The group says while national studies rank Virginia the number one state in the nation for business, just last month, anti-poverty group Oxfam America called Virginia the worst state in the nation for worker’s rights.

Ten states and Washington D.C. currently require employers to provide workers with paid sick leave and advocates say Virginia should follow suit.

Thomas Calhoun, President of the Norfolk Federation of Teachers said in his 17 years as a teacher he learned to keep a steady supply of tissues at his desk for sick students who couldn’t stay home.

“Students who come to school sick, have to stay at school sick because the parent cannot stay home and cannot leave work to come get them because they just don’t have paid time off,” Calhoun said during a press conference Thursday.

Virginia Interfaith Center for Public Policy has made paid sick days it’s top legislative priority this year.

“Every parent and every worker need paid sick days,” Bobo said. “Which is why 145 nations guarantee paid sick days. We don’t yet have a standard in the United States.”

Bobo says 1.2 million workers in Virginia have no paid sick days.

Democratic State Senator Barbara Favola is introducing a bill to require private employers with six employees or more to grant full-time workers at least five sick days per year.
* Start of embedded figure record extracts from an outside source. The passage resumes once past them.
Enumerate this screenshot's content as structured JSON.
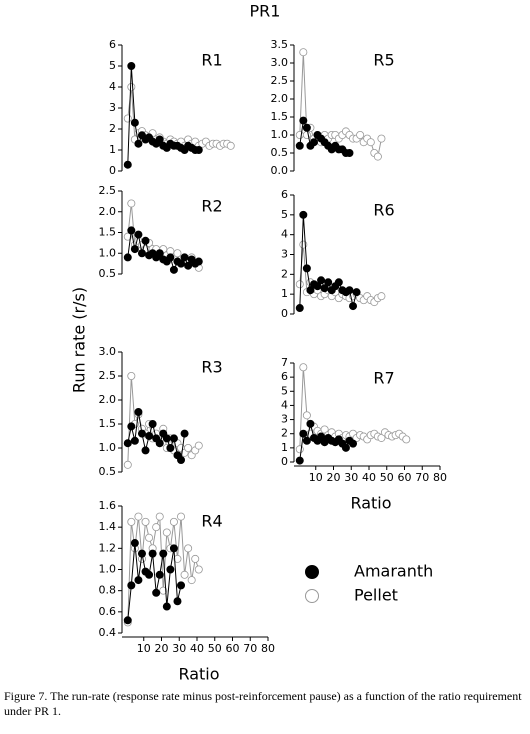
{
  "title": "PR1",
  "ylabel": "Run rate (r/s)",
  "legend": [
    {
      "name": "Amaranth",
      "color": "#000000",
      "fill": "#000000"
    },
    {
      "name": "Pellet",
      "color": "#999999",
      "fill": "#ffffff"
    }
  ],
  "caption": "Figure 7. The run-rate (response rate minus post-reinforcement pause) as a function of the ratio requirement under PR 1.",
  "chart_data": [
    {
      "type": "line",
      "label": "R1",
      "xlim": [
        0,
        80
      ],
      "ylim": [
        0,
        6
      ],
      "yticks": [
        0,
        1,
        2,
        3,
        4,
        5,
        6
      ],
      "series": [
        {
          "color": "#999999",
          "fill": "#ffffff",
          "x": [
            1,
            3,
            5,
            7,
            9,
            11,
            13,
            15,
            17,
            19,
            21,
            23,
            25,
            27,
            29,
            31,
            33,
            35,
            37,
            39,
            41,
            43,
            45,
            47,
            49,
            51,
            53,
            55,
            57,
            59
          ],
          "values": [
            2.5,
            4.0,
            1.5,
            1.8,
            1.9,
            1.7,
            1.6,
            1.8,
            1.5,
            1.6,
            1.4,
            1.3,
            1.5,
            1.4,
            1.3,
            1.4,
            1.2,
            1.5,
            1.3,
            1.4,
            1.2,
            1.3,
            1.4,
            1.2,
            1.3,
            1.3,
            1.2,
            1.3,
            1.3,
            1.2
          ]
        },
        {
          "color": "#000000",
          "fill": "#000000",
          "x": [
            1,
            3,
            5,
            7,
            9,
            11,
            13,
            15,
            17,
            19,
            21,
            23,
            25,
            27,
            29,
            31,
            33,
            35,
            37,
            39,
            41
          ],
          "values": [
            0.3,
            5.0,
            2.3,
            1.3,
            1.7,
            1.5,
            1.6,
            1.4,
            1.3,
            1.5,
            1.2,
            1.1,
            1.3,
            1.2,
            1.2,
            1.1,
            1.0,
            1.2,
            1.1,
            1.0,
            1.0
          ]
        }
      ]
    },
    {
      "type": "line",
      "label": "R5",
      "xlim": [
        0,
        80
      ],
      "ylim": [
        0,
        3.5
      ],
      "yticks": [
        {
          "value": 0,
          "label": "0.0"
        },
        0.5,
        {
          "value": 1,
          "label": "1.0"
        },
        1.5,
        {
          "value": 2,
          "label": "2.0"
        },
        2.5,
        {
          "value": 3,
          "label": "3.0"
        },
        3.5
      ],
      "series": [
        {
          "color": "#999999",
          "fill": "#ffffff",
          "x": [
            1,
            3,
            5,
            7,
            9,
            11,
            13,
            15,
            17,
            19,
            21,
            23,
            25,
            27,
            29,
            31,
            33,
            35,
            37,
            39,
            41,
            43,
            45,
            47
          ],
          "values": [
            1.0,
            3.3,
            1.0,
            1.2,
            0.9,
            1.0,
            0.8,
            1.0,
            0.9,
            1.0,
            1.0,
            0.9,
            1.0,
            1.1,
            1.0,
            0.9,
            0.9,
            1.0,
            0.8,
            0.9,
            0.8,
            0.5,
            0.4,
            0.9
          ]
        },
        {
          "color": "#000000",
          "fill": "#000000",
          "x": [
            1,
            3,
            5,
            7,
            9,
            11,
            13,
            15,
            17,
            19,
            21,
            23,
            25,
            27,
            29
          ],
          "values": [
            0.7,
            1.4,
            1.2,
            0.7,
            0.8,
            1.0,
            0.9,
            0.8,
            0.7,
            0.6,
            0.7,
            0.6,
            0.6,
            0.5,
            0.5
          ]
        }
      ]
    },
    {
      "type": "line",
      "label": "R2",
      "xlim": [
        0,
        80
      ],
      "ylim": [
        0.5,
        2.5
      ],
      "yticks": [
        0.5,
        {
          "value": 1,
          "label": "1.0"
        },
        1.5,
        {
          "value": 2,
          "label": "2.0"
        },
        2.5
      ],
      "series": [
        {
          "color": "#999999",
          "fill": "#ffffff",
          "x": [
            1,
            3,
            5,
            7,
            9,
            11,
            13,
            15,
            17,
            19,
            21,
            23,
            25,
            27,
            29,
            31,
            33,
            35,
            37,
            39,
            41
          ],
          "values": [
            1.4,
            2.2,
            1.2,
            1.3,
            1.2,
            1.1,
            1.25,
            1.1,
            1.1,
            1.0,
            1.1,
            0.95,
            1.05,
            0.9,
            1.0,
            0.85,
            0.9,
            0.8,
            0.9,
            0.75,
            0.65
          ]
        },
        {
          "color": "#000000",
          "fill": "#000000",
          "x": [
            1,
            3,
            5,
            7,
            9,
            11,
            13,
            15,
            17,
            19,
            21,
            23,
            25,
            27,
            29,
            31,
            33,
            35,
            37,
            39,
            41
          ],
          "values": [
            0.9,
            1.55,
            1.1,
            1.45,
            1.0,
            1.3,
            0.95,
            1.0,
            0.9,
            1.0,
            0.85,
            0.8,
            0.9,
            0.6,
            0.8,
            0.75,
            0.9,
            0.7,
            0.85,
            0.75,
            0.8
          ]
        }
      ]
    },
    {
      "type": "line",
      "label": "R6",
      "xlim": [
        0,
        80
      ],
      "ylim": [
        0,
        6
      ],
      "yticks": [
        0,
        1,
        2,
        3,
        4,
        5,
        6
      ],
      "series": [
        {
          "color": "#999999",
          "fill": "#ffffff",
          "x": [
            1,
            3,
            5,
            7,
            9,
            11,
            13,
            15,
            17,
            19,
            21,
            23,
            25,
            27,
            29,
            31,
            33,
            35,
            37,
            39,
            41,
            43,
            45,
            47
          ],
          "values": [
            1.5,
            3.5,
            1.1,
            1.6,
            1.0,
            1.2,
            0.9,
            1.0,
            1.2,
            0.9,
            1.1,
            0.8,
            1.0,
            0.9,
            0.8,
            0.9,
            1.0,
            0.8,
            0.7,
            0.9,
            0.7,
            0.6,
            0.8,
            0.9
          ]
        },
        {
          "color": "#000000",
          "fill": "#000000",
          "x": [
            1,
            3,
            5,
            7,
            9,
            11,
            13,
            15,
            17,
            19,
            21,
            23,
            25,
            27,
            29,
            31,
            33
          ],
          "values": [
            0.3,
            5.0,
            2.3,
            1.2,
            1.5,
            1.4,
            1.7,
            1.3,
            1.6,
            1.2,
            1.4,
            1.6,
            1.2,
            1.1,
            1.2,
            0.4,
            1.1
          ]
        }
      ]
    },
    {
      "type": "line",
      "label": "R3",
      "xlim": [
        0,
        80
      ],
      "ylim": [
        0.5,
        3
      ],
      "yticks": [
        0.5,
        {
          "value": 1,
          "label": "1.0"
        },
        1.5,
        {
          "value": 2,
          "label": "2.0"
        },
        2.5,
        {
          "value": 3,
          "label": "3.0"
        }
      ],
      "series": [
        {
          "color": "#999999",
          "fill": "#ffffff",
          "x": [
            1,
            3,
            5,
            7,
            9,
            11,
            13,
            15,
            17,
            19,
            21,
            23,
            25,
            27,
            29,
            31,
            33,
            35,
            37,
            39,
            41
          ],
          "values": [
            0.65,
            2.5,
            1.5,
            1.7,
            1.4,
            1.3,
            1.5,
            1.2,
            1.3,
            1.1,
            1.4,
            1.0,
            1.2,
            0.95,
            1.1,
            1.0,
            0.9,
            1.0,
            0.85,
            0.95,
            1.05
          ]
        },
        {
          "color": "#000000",
          "fill": "#000000",
          "x": [
            1,
            3,
            5,
            7,
            9,
            11,
            13,
            15,
            17,
            19,
            21,
            23,
            25,
            27,
            29,
            31,
            33
          ],
          "values": [
            1.1,
            1.45,
            1.15,
            1.75,
            1.3,
            0.95,
            1.25,
            1.5,
            1.2,
            1.1,
            1.3,
            1.2,
            1.0,
            1.2,
            0.85,
            0.75,
            1.3
          ]
        }
      ]
    },
    {
      "type": "line",
      "label": "R7",
      "xlim": [
        0,
        80
      ],
      "ylim": [
        0,
        7
      ],
      "yticks": [
        0,
        1,
        2,
        3,
        4,
        5,
        6,
        7
      ],
      "xticks": [
        10,
        20,
        30,
        40,
        50,
        60,
        70,
        80
      ],
      "xlabel": "Ratio",
      "series": [
        {
          "color": "#999999",
          "fill": "#ffffff",
          "x": [
            1,
            3,
            5,
            7,
            9,
            11,
            13,
            15,
            17,
            19,
            21,
            23,
            25,
            27,
            29,
            31,
            33,
            35,
            37,
            39,
            41,
            43,
            45,
            47,
            49,
            51,
            53,
            55,
            57,
            59,
            61
          ],
          "values": [
            0.9,
            6.7,
            3.3,
            2.0,
            2.5,
            2.2,
            2.0,
            2.3,
            1.9,
            2.1,
            1.8,
            2.0,
            1.7,
            1.9,
            1.8,
            2.0,
            1.7,
            1.9,
            1.8,
            1.6,
            1.9,
            2.0,
            1.8,
            1.7,
            2.1,
            1.9,
            1.8,
            1.9,
            2.0,
            1.8,
            1.6
          ]
        },
        {
          "color": "#000000",
          "fill": "#000000",
          "x": [
            1,
            3,
            5,
            7,
            9,
            11,
            13,
            15,
            17,
            19,
            21,
            23,
            25,
            27,
            29,
            31
          ],
          "values": [
            0.1,
            2.0,
            1.5,
            2.7,
            1.7,
            1.5,
            1.8,
            1.4,
            1.7,
            1.5,
            1.4,
            1.6,
            1.3,
            1.0,
            1.5,
            1.3
          ]
        }
      ]
    },
    {
      "type": "line",
      "label": "R4",
      "xlim": [
        0,
        80
      ],
      "ylim": [
        0.4,
        1.6
      ],
      "yticks": [
        0.4,
        0.6,
        0.8,
        {
          "value": 1,
          "label": "1.0"
        },
        1.2,
        1.4,
        1.6
      ],
      "xticks": [
        10,
        20,
        30,
        40,
        50,
        60,
        70,
        80
      ],
      "xlabel": "Ratio",
      "series": [
        {
          "color": "#999999",
          "fill": "#ffffff",
          "x": [
            1,
            3,
            5,
            7,
            9,
            11,
            13,
            15,
            17,
            19,
            21,
            23,
            25,
            27,
            29,
            31,
            33,
            35,
            37,
            39,
            41
          ],
          "values": [
            0.5,
            1.45,
            1.2,
            1.5,
            1.1,
            1.45,
            1.3,
            1.2,
            1.4,
            1.5,
            0.8,
            1.35,
            1.2,
            1.45,
            1.1,
            1.5,
            0.95,
            1.2,
            0.9,
            1.1,
            1.0
          ]
        },
        {
          "color": "#000000",
          "fill": "#000000",
          "x": [
            1,
            3,
            5,
            7,
            9,
            11,
            13,
            15,
            17,
            19,
            21,
            23,
            25,
            27,
            29,
            31
          ],
          "values": [
            0.52,
            0.85,
            1.25,
            0.9,
            1.15,
            0.98,
            0.95,
            1.15,
            0.78,
            0.95,
            1.15,
            0.65,
            1.0,
            1.2,
            0.7,
            0.85
          ]
        }
      ]
    }
  ]
}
“This in my mind makes common sense,” She said. “It’s a public health issue.” 

Favola said most employees without paid sick leave are low-income wage earners who are forced to go to work when they are sick or lose pay.

Democrats have tried for at least two years to pass mandatory paid sick leave. But they’ve yet to find support across the political aisle. Republicans say it’s an excessive burden on businesses.